Tips for Equal Access Presentations
A few suggestions for making your presentation accessible to each member of your audience.
- Allow access to front row seats for persons with disabilities.
- If possible, adjust the lighting for persons with visual disabilities. Ask what works best for them.
- Make aisles accessible so participants using wheelchairs/scooters do not have to sit in the back of the room.
- Clear the aisles of obstacles for persons with visual and mobility disabilities.
- Control background noise to the greatest possible extent.
- Speak in well-paced, well-modulated tones. Monitor rate and volume.
- Avoid turning your back to the audience while speaking. People may be depending on lip-reading.
- Repeat questions aloud before answering them.
- Accompany overhead transparencies, posters, Power Point presentations, etc. with verbal description.
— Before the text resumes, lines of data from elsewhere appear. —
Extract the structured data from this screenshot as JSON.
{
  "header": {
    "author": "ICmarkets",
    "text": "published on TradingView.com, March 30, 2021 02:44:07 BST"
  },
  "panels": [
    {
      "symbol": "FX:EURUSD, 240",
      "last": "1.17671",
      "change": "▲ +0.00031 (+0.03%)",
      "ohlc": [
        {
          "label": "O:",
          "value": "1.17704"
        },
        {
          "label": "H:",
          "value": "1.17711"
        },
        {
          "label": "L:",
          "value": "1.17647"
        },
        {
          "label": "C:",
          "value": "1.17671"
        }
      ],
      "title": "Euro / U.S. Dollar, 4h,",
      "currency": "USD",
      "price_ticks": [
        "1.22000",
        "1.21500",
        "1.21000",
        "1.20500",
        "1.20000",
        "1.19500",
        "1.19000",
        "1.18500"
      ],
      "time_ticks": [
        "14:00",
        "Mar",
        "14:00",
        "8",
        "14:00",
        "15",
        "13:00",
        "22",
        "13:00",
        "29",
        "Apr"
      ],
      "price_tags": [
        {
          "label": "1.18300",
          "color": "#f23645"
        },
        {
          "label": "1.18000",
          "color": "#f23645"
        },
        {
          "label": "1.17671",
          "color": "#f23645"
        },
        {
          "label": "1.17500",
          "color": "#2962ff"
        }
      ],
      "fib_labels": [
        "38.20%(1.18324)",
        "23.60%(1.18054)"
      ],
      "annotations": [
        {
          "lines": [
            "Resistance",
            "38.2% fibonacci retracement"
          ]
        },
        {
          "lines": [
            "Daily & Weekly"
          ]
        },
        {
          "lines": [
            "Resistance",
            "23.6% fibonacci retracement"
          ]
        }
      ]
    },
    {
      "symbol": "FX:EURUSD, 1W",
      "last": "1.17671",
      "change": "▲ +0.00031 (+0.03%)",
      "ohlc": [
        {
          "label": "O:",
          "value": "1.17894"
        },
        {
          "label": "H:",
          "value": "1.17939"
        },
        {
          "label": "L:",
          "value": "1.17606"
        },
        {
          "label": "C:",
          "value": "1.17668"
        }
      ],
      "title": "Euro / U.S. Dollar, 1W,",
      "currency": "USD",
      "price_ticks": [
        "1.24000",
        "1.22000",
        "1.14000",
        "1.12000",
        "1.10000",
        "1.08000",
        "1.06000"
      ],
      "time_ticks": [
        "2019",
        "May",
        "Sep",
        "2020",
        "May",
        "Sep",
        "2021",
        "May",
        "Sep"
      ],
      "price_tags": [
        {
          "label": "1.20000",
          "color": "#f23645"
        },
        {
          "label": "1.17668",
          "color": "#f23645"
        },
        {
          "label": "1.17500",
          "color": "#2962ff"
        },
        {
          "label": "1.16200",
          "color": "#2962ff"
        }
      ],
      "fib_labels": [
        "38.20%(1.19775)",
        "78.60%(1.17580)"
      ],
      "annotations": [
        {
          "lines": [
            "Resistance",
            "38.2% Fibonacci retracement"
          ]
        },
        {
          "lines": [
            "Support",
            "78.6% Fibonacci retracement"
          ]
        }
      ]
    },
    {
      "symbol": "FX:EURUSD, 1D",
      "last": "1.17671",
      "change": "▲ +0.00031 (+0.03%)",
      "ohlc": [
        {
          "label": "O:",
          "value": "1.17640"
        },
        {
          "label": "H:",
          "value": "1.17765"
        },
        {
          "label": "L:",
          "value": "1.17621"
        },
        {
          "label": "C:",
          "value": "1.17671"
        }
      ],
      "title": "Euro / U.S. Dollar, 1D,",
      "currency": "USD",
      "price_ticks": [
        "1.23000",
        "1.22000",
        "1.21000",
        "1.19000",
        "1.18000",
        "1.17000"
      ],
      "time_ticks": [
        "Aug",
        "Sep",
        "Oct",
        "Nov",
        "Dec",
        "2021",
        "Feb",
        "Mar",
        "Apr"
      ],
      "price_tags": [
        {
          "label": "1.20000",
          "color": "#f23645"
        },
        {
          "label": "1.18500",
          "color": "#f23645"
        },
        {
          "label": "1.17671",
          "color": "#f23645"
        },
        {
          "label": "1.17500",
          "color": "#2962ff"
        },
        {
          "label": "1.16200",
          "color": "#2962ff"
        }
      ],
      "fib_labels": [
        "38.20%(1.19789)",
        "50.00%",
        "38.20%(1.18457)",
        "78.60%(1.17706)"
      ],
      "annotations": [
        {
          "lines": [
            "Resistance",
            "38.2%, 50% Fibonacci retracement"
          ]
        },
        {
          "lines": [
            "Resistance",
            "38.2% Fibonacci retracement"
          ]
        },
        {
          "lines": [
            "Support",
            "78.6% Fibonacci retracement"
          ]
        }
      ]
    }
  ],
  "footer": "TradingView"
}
Be sure to read what is on the screen.
- Avoid relying solely on oral presentations and gestures to illustrate a point, or using visual points of reference (e.g., "this" and "that" or "here" and "there"). Read or describe what you are pointing to.
- Having your handouts available on disk and/or having a large-print version of your handouts available will be helpful to persons with low vision (enlarging font to 18 point bold or enlarging each page 130-150% on 14" X 17" sheets of paper would be ideal).
- Have transparencies available in hard copy for close examination.
- Use clear, vivid, legible, sharp high-contrast handouts. Avoid using dark ink on dark paper, fancy fonts, or extremely small print.
Excerpted from "On the Road to Access" by Nancy L. Badger, Ph.D. and Karen A. Meyers, Ph.D., published in the American College Personnel Association's Developments, June 1998.